# Raising Cornish Game Hens



## Wisconsin Ann (Feb 27, 2007)

Lisa's thread about culling the deadbeats reminded me of something I was going to post about a year ago and never did....Raising Cornish Cross birds for "cornish game hen" and smaller. 

I was talking to a woman picking up her birds at the processor. She had 100 little round 1lb frozen "game hens" and another 50 8oz ones (I can't remember the name for that size). She said she makes more money on the small birds (2 weeks of feed, and a processing fee) than she does on the broilers and roasters. 

Because they're USDA inspected, she can sell to restaurants. They pay really well for these little things, particularly if you feed them something other than straight crumbles. (or go organic). She also sells at a farmer's market in the city (she's from Chicago) and get $8 a bid..that's 2weeks of feed and a processor fee + cost of the chick. 

Perhaps you could find a restaurant that would be interested in a small RIR cockeral processed at 1month...or those extra Brahmas. or any of the dual purpose cockerals. (as Artificer refers to them "the useless males" ) it's a niche market, and niche markets can be VERY profitable. 

Personally, I'm going to let a couple of the broodies hatch out some Marans eggs, then process the boys at 6weeks, and hand out a few to the higher end restaurants in the area to see if they'd be interested. 

"free range, naturally hatched Marans...a gourmet taste originated in France"  (and truthfully..the Marans really do have a "sweeter" taste for some reason)


----------



## Cyngbaeld (May 20, 2004)

Bet if they ate organic grain and organic goat milk you could really get a premium price for them.


----------



## Wisconsin Ann (Feb 27, 2007)

You know...slap that "organic" label on something around a big city and you can double your price. 

eggs...:rotfl: Farm on the road I travel along used to have a sign out for "free range brown eggs" price $1.50 a dozen.
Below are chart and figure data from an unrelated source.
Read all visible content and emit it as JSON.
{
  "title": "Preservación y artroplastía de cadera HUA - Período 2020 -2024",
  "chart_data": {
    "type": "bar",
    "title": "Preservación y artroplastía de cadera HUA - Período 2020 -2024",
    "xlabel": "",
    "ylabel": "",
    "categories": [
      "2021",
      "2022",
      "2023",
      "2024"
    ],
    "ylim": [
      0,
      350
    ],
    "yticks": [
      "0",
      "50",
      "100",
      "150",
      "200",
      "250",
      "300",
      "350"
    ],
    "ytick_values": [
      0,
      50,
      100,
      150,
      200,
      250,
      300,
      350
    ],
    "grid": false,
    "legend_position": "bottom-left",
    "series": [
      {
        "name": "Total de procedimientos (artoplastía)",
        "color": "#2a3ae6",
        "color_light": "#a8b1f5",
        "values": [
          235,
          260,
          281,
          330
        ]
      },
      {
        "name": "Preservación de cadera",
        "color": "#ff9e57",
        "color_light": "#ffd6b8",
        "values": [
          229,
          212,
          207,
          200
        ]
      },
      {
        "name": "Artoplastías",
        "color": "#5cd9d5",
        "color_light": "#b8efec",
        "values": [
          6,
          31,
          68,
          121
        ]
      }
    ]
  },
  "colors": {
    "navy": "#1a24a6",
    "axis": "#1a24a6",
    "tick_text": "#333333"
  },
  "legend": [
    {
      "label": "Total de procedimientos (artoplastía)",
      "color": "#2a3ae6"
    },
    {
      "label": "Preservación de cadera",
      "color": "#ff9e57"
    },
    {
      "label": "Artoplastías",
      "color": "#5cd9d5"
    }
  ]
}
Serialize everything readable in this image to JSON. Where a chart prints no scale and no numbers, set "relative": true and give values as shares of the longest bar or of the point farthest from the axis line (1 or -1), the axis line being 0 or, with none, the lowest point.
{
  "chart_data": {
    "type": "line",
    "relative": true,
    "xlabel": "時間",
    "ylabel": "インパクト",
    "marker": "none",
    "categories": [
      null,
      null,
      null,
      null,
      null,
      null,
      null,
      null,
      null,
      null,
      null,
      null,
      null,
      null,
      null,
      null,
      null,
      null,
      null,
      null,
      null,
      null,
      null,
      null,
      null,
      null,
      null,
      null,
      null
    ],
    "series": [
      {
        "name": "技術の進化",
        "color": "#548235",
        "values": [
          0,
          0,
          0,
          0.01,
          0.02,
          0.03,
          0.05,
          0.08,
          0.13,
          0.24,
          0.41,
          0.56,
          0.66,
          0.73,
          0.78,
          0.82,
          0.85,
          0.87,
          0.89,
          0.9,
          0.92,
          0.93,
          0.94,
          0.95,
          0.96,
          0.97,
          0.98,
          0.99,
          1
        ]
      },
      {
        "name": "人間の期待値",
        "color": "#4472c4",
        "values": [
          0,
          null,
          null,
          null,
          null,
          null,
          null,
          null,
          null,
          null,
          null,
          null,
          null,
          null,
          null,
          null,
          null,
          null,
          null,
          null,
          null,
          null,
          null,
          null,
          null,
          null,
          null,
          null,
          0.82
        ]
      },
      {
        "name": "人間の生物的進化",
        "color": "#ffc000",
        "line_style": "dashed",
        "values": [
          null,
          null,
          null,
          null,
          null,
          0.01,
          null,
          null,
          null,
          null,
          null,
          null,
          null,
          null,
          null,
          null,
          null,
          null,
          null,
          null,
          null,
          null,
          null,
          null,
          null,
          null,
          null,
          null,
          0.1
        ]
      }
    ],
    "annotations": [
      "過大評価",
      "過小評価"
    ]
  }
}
Last summer it changed to "ORGANIC free range brown eggs" with a price of $3.50 a dozen. I finally stopped and talked to the woman at the house. 

She said they always had leftover eggs with the "free range brown eggs", but as soon as she added the "organic" and raised the price...she sells out every day.  go figure. she did have to get an organic certificate, but her costs have only gone up $1.00 per bag of feed, and she was already doing organic gardening, so....


----------